Chavis, who was scheduled to play at Johnny D’s in Somerville on June 1, still lived in the town of his birth, Lake Charles, Louisiana. He was among the very last of this rural Creole music’s surviving inventors. Chavis and the late Clifton Chenier were responsible for taking zydeco out of the weekend house dances and church socials and bringing it into the recording studio. In 1954 Chavis cut the genre’s first hit, “Paper in My Shoe,” which sold more than 100,000 copies. The song, about being too poor to afford socks, was inspired by living conditions among the French-speaking African-Americans of Louisiana’s sugar-cane country. Chavis recorded more singles in the ’50s and toured the working-class clubs and dance halls between New Orleans and the oil fields of Houston, Texas. But he believed he’d been cheated by his record company and withdrew from the music business in 1960.

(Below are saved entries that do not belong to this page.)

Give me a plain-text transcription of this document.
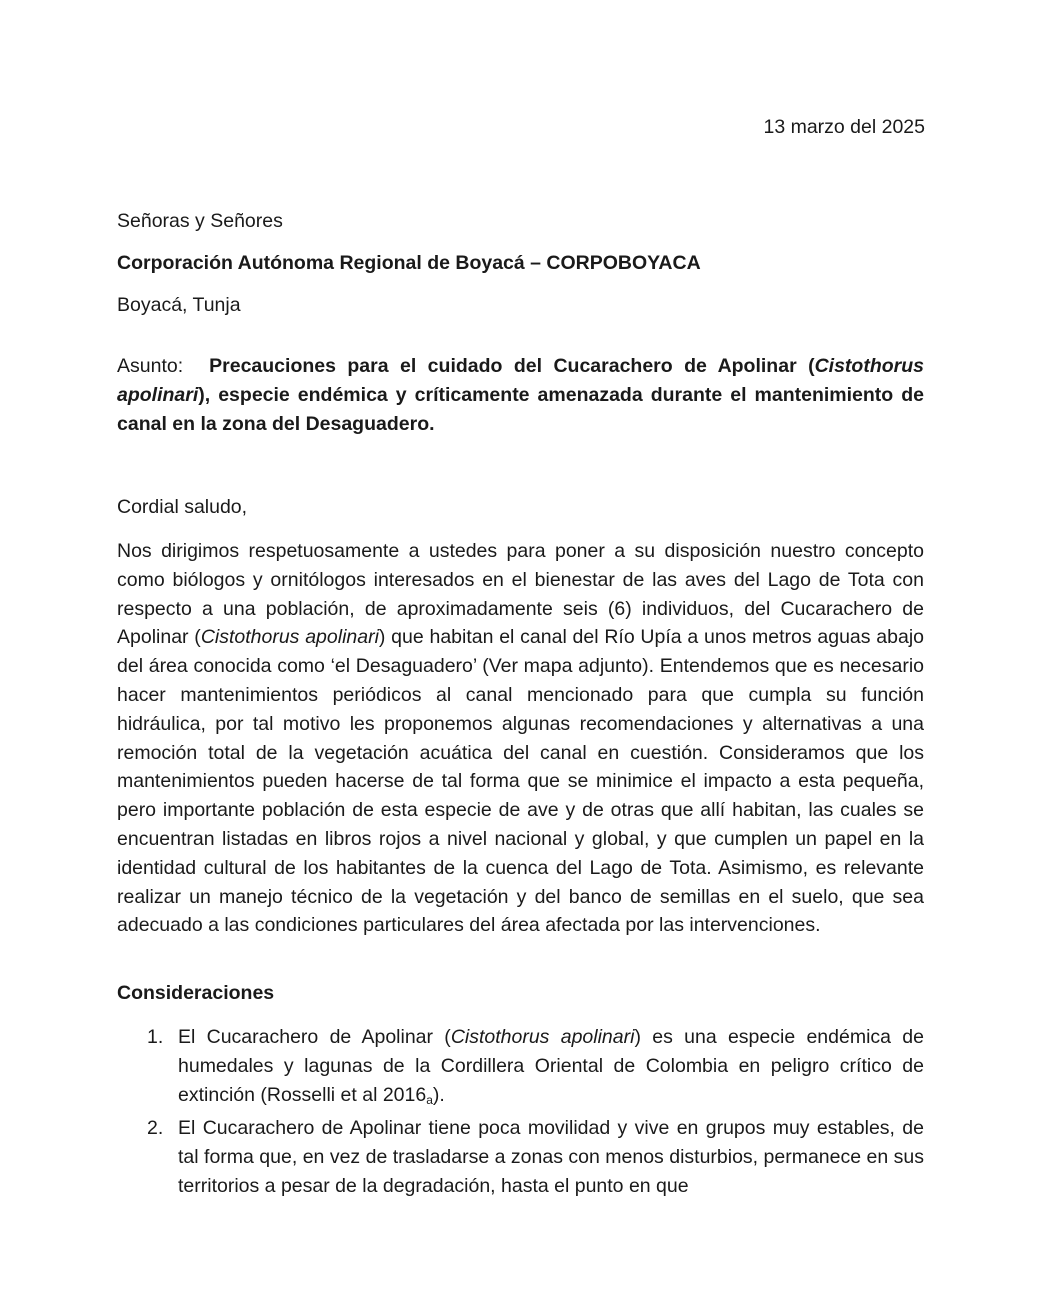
13 marzo del 2025
Señoras y Señores
Corporación Autónoma Regional de Boyacá – CORPOBOYACA
Boyacá, Tunja
Asunto: Precauciones para el cuidado del Cucarachero de Apolinar (Cistothorus apolinari), especie endémica y críticamente amenazada durante el mantenimiento de canal en la zona del Desaguadero.
Cordial saludo,
Nos dirigimos respetuosamente a ustedes para poner a su disposición nuestro concepto como biólogos y ornitólogos interesados en el bienestar de las aves del Lago de Tota con respecto a una población, de aproximadamente seis (6) individuos, del Cucarachero de Apolinar (Cistothorus apolinari) que habitan el canal del Río Upía a unos metros aguas abajo del área conocida como ‘el Desaguadero’ (Ver mapa adjunto). Entendemos que es necesario hacer mantenimientos periódicos al canal mencionado para que cumpla su función hidráulica, por tal motivo les proponemos algunas recomendaciones y alternativas a una remoción total de la vegetación acuática del canal en cuestión. Consideramos que los mantenimientos pueden hacerse de tal forma que se minimice el impacto a esta pequeña, pero importante población de esta especie de ave y de otras que allí habitan, las cuales se encuentran listadas en libros rojos a nivel nacional y global, y que cumplen un papel en la identidad cultural de los habitantes de la cuenca del Lago de Tota. Asimismo, es relevante realizar un manejo técnico de la vegetación y del banco de semillas en el suelo, que sea adecuado a las condiciones particulares del área afectada por las intervenciones.
Consideraciones
1. El Cucarachero de Apolinar (Cistothorus apolinari) es una especie endémica de humedales y lagunas de la Cordillera Oriental de Colombia en peligro crítico de extinción (Rosselli et al $2016_a$).
2. El Cucarachero de Apolinar tiene poca movilidad y vive en grupos muy estables, de tal forma que, en vez de trasladarse a zonas con menos disturbios, permanece en sus territorios a pesar de la degradación, hasta el punto en que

Chavis and his wife, Leona Predium, spent the next quarter-century raising a family and training racehorses on a farm called Dog Hill, and running the animals in unsanctioned races on rural Louisiana’s informal dirt-track circuit. Leona, their sons Charles, Poncho, and Rellis, and their daughters Do-Right, Louann, and Licia survive the diatonic-button-accordion master.

Since his return to performing, Chavis had made a number of albums for Cambridge-based Rounder Records and other labels. He also toured internationally. His success spurred interest in the music among a new, younger generation of players, including Keith Frank and the late Beau Jocque — who regularly joined Chavis in trumped-up bandstand “battles” for zydeco’s crown in various Louisiana towns until his own death in September 1999. In his trademark cowboy boots and hat, the crusty-but-charming Chavis was a heroic figure each year at New Orleans’ annual Jazz & Heritage Festival, reprising “Paper in My Shoe” and howling numbers with titles like “You’re Gonna Look like a Monkey When You Get Old,” while pushing lively melodies from the bellows of his instrument.

Last Friday, May 4, as Chavis lay in the hospital, his sons carried on the tradition of Boozoo’s Jazz Fest performances. They took his place on the racetrack-turned-music-fair’s Fais Do Do stage to deliver a set of their father’s music. Poncho sang and played remarkably like Boozoo, according to Boston-based journalist and musician Tristram Lozaw, who was in attendance. Thus the legacy of Chavis’s music — and his family — is certain to endure.